Recently, ByteDance announced the open source of its internally developed VeOmni framework, a unified framework dedicated to multi-modal model training. With the continuous development of artificial intelligence technology, especially the evolution from single-language models to multi-modal models that include text, images, and videos, algorithm engineers face many challenges during the training process, particularly the fragmentation of the training workflow. To address these issues, VeOmni was born.
VeOmni was jointly developed by ByteDance's Seed team and the Volcano Machine Learning platform, aiming to achieve the goals of "unified multi-modal, unified parallel strategy, and unified computing foundation." The framework provides a unified API, integrating various hybrid parallel strategies into one framework, supporting fast training for various models. Whether it is large-scale language models, vision-language models, or video generation models, developers can easily get started.

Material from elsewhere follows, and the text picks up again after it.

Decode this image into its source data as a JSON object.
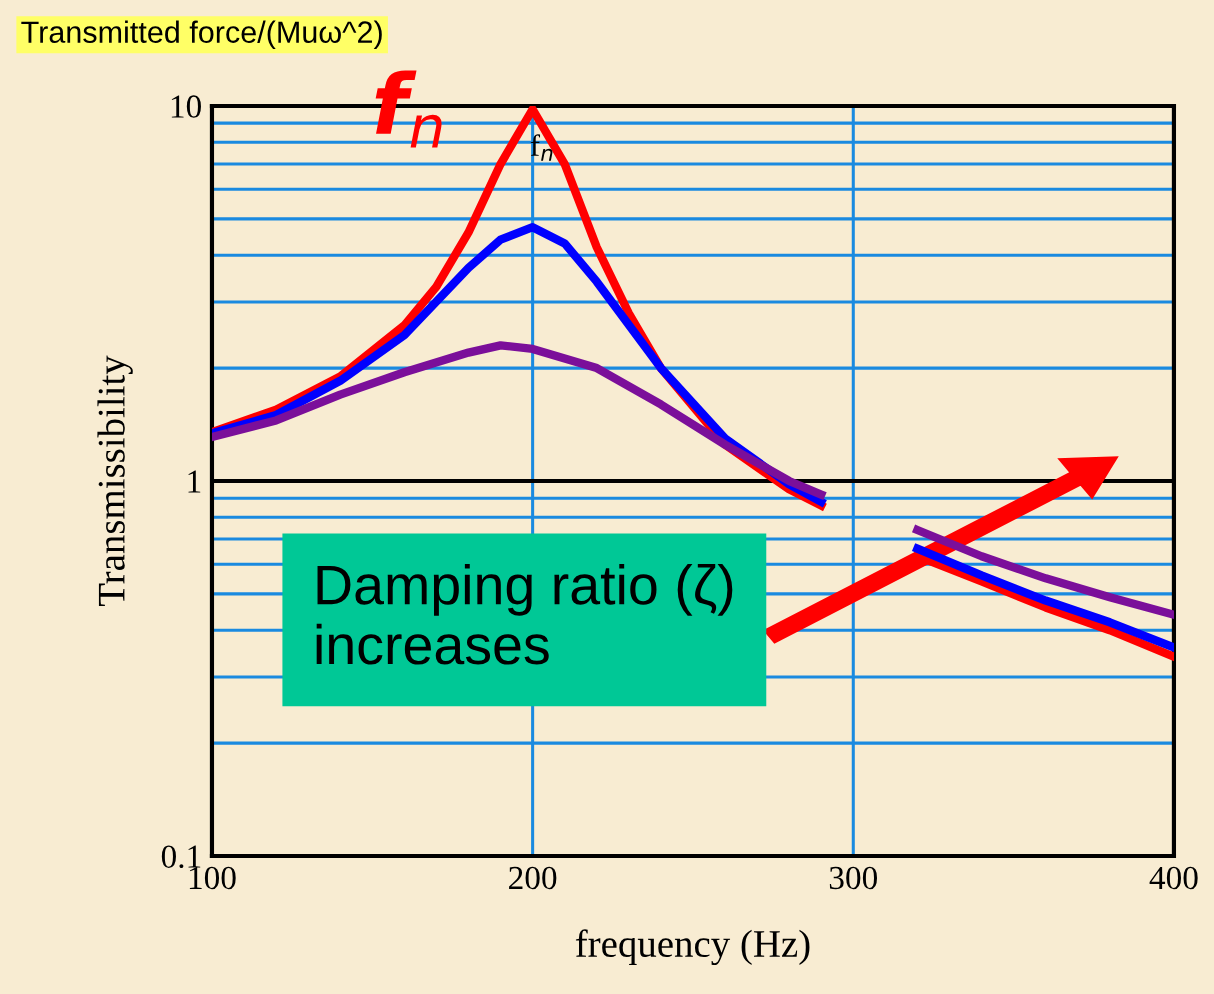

The framework has significant performance optimization capabilities. For example, it uses a dual optimization strategy for memory computation, which minimizes additional computational overhead while ensuring sufficient memory. In addition, VeOmni adopts a multidimensional parallel system, supporting different parallel primitives, thus effectively reducing memory peaks. The combination of these technologies makes VeOmni perform excellently in actual training, with a training throughput improvement of more than 40% compared to similar open-source solutions.
In terms of distillation acceleration, VeOmni also demonstrates its strong advantages. By integrating various cutting-edge distillation techniques, users can significantly reduce the steps and resource consumption required for model inference, thus accelerating model deployment and application.
The open source of the VeOmni framework not only improves the efficiency of internal model training at ByteDance but also provides a powerful tool for more AI researchers and developers, helping to promote the development of multi-modal AI technology.
Key points:
🌟 VeOmni framework is a unified framework developed by ByteDance specifically for multi-modal model training, aimed at solving the fragmentation issues in the training process.
⚡ This framework significantly improves training efficiency through memory computation and hybrid parallel strategies, with a training throughput increase of over 40%.
🚀 VeOmni integrates cutting-edge distillation technologies, helping users reduce model inference steps and accelerate model deployment.